Signs of Constipation
Constipation in babies is about consistency, not frequency. Healthy infant poop should be soft. Hard, dry, pellet-like stools are a sign of constipation regardless of how often they appear. A constipated baby may strain, cry, or arch their back while trying to pass stool, and the stools themselves may be unusually large or painful to pass.
If you’re seeing hard balls in the diaper or your baby seems to be in pain during bowel movements, that’s a good reason to talk to your pediatrician. For reference, pediatric gastroenterologists describe the ideal stool consistency as similar to soft-serve ice cream, though this benchmark applies more to older infants and toddlers. Newborn and young infant stool should be even softer than that.
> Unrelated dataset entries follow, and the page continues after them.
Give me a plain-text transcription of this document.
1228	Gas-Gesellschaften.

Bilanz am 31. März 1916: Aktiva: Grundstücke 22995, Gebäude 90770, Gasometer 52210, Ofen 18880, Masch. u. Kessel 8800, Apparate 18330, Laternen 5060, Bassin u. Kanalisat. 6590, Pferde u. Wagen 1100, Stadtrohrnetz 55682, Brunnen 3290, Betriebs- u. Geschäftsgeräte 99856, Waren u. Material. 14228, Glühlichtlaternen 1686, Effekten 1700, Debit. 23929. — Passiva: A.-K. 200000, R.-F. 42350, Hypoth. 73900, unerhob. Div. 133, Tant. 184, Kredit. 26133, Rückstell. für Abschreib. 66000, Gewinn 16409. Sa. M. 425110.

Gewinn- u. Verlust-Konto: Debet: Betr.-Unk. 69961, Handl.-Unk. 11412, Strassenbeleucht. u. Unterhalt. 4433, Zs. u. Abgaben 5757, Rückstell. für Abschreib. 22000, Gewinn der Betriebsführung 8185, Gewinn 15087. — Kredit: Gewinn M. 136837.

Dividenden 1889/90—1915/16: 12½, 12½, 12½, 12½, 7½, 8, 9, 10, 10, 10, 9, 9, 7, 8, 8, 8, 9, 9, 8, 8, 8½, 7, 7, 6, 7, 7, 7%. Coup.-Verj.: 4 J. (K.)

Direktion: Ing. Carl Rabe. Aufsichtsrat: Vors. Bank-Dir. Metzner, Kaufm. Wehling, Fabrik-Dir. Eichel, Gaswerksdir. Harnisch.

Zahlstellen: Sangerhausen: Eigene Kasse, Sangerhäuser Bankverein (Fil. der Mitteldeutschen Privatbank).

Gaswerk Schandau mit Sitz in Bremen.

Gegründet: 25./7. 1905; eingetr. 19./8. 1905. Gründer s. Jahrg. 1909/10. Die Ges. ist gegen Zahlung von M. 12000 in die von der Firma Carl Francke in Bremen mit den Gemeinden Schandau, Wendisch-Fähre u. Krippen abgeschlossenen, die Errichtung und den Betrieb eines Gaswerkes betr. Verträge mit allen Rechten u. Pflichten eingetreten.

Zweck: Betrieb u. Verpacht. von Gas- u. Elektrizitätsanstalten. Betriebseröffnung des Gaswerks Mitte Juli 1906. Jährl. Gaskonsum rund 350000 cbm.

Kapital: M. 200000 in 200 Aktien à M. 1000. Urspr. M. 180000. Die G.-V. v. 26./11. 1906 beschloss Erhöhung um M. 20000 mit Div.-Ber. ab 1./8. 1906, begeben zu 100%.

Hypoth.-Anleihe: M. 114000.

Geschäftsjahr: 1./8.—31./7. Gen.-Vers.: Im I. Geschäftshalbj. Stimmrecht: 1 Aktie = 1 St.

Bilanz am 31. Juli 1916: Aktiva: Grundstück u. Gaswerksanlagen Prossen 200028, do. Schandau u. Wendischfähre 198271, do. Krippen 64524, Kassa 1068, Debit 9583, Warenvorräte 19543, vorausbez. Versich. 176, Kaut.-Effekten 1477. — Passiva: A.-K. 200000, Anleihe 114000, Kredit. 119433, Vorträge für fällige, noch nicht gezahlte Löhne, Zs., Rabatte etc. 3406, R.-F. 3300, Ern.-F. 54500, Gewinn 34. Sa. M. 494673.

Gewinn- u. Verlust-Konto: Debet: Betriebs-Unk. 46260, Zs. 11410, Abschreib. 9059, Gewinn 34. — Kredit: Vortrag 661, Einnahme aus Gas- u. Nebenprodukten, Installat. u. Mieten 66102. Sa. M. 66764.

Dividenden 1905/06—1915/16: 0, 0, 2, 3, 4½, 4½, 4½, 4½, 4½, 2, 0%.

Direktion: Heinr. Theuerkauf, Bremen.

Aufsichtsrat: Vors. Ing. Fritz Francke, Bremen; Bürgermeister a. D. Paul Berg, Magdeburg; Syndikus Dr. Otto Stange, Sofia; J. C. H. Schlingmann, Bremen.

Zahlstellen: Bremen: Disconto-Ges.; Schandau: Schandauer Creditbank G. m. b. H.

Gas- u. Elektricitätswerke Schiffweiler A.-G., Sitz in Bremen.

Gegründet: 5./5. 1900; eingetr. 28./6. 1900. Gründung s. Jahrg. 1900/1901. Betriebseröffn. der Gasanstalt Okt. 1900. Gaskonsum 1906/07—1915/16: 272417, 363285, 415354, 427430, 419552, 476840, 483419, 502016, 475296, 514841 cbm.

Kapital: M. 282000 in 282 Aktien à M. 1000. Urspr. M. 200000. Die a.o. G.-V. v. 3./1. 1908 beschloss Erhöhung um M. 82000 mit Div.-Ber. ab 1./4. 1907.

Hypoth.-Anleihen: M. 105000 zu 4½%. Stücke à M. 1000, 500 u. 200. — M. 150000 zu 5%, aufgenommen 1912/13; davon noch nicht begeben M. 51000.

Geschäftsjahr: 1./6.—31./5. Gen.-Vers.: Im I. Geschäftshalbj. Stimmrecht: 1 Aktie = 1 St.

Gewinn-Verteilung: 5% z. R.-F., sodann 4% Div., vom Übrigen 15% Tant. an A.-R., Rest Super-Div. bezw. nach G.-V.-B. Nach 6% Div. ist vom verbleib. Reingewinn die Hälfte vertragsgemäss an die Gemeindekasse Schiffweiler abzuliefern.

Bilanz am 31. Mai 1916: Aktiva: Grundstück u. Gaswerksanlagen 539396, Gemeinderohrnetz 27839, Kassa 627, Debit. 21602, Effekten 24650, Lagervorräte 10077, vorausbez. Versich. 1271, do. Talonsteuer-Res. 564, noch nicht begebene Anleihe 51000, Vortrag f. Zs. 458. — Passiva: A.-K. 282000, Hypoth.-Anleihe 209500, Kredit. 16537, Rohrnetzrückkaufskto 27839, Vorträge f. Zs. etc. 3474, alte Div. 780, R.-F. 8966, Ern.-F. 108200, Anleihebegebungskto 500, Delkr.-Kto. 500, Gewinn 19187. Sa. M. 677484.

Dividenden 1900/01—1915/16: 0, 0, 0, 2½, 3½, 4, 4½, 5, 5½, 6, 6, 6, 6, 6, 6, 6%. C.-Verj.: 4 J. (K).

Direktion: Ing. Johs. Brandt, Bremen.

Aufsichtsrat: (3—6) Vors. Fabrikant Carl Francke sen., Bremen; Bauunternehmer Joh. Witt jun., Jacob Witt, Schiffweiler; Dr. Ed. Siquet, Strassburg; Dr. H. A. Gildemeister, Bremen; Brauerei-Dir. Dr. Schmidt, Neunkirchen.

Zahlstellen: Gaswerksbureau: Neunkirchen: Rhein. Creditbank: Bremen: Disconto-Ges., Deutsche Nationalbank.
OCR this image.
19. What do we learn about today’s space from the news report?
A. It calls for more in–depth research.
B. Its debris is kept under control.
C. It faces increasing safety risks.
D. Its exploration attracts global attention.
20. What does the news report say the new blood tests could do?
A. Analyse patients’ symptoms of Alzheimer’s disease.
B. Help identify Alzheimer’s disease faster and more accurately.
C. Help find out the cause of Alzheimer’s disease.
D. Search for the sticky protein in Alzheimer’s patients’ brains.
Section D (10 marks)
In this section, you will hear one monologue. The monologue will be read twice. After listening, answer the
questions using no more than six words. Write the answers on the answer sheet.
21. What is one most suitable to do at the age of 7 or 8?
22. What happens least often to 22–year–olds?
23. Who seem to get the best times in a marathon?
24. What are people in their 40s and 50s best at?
When Diarrhea Is Actually Diarrhea
Because normal baby poop is already quite loose, especially in breastfed infants, it can be hard to tell when something crosses the line into diarrhea. The key is a noticeable change from your baby’s usual pattern. If your baby has three or more poops in a day that seem extra watery compared to their baseline, that qualifies as diarrhea. Providers grade the severity by daily episodes: three to five watery stools is mild, six to nine is moderate, and ten or more is severe.
Diarrhea in infants carries a real risk of dehydration, which happens faster in small bodies. Watch for fewer wet diapers, a dry mouth, no tears when crying, or unusual sleepiness. These signs, combined with frequent watery stools, mean your baby needs to be seen promptly.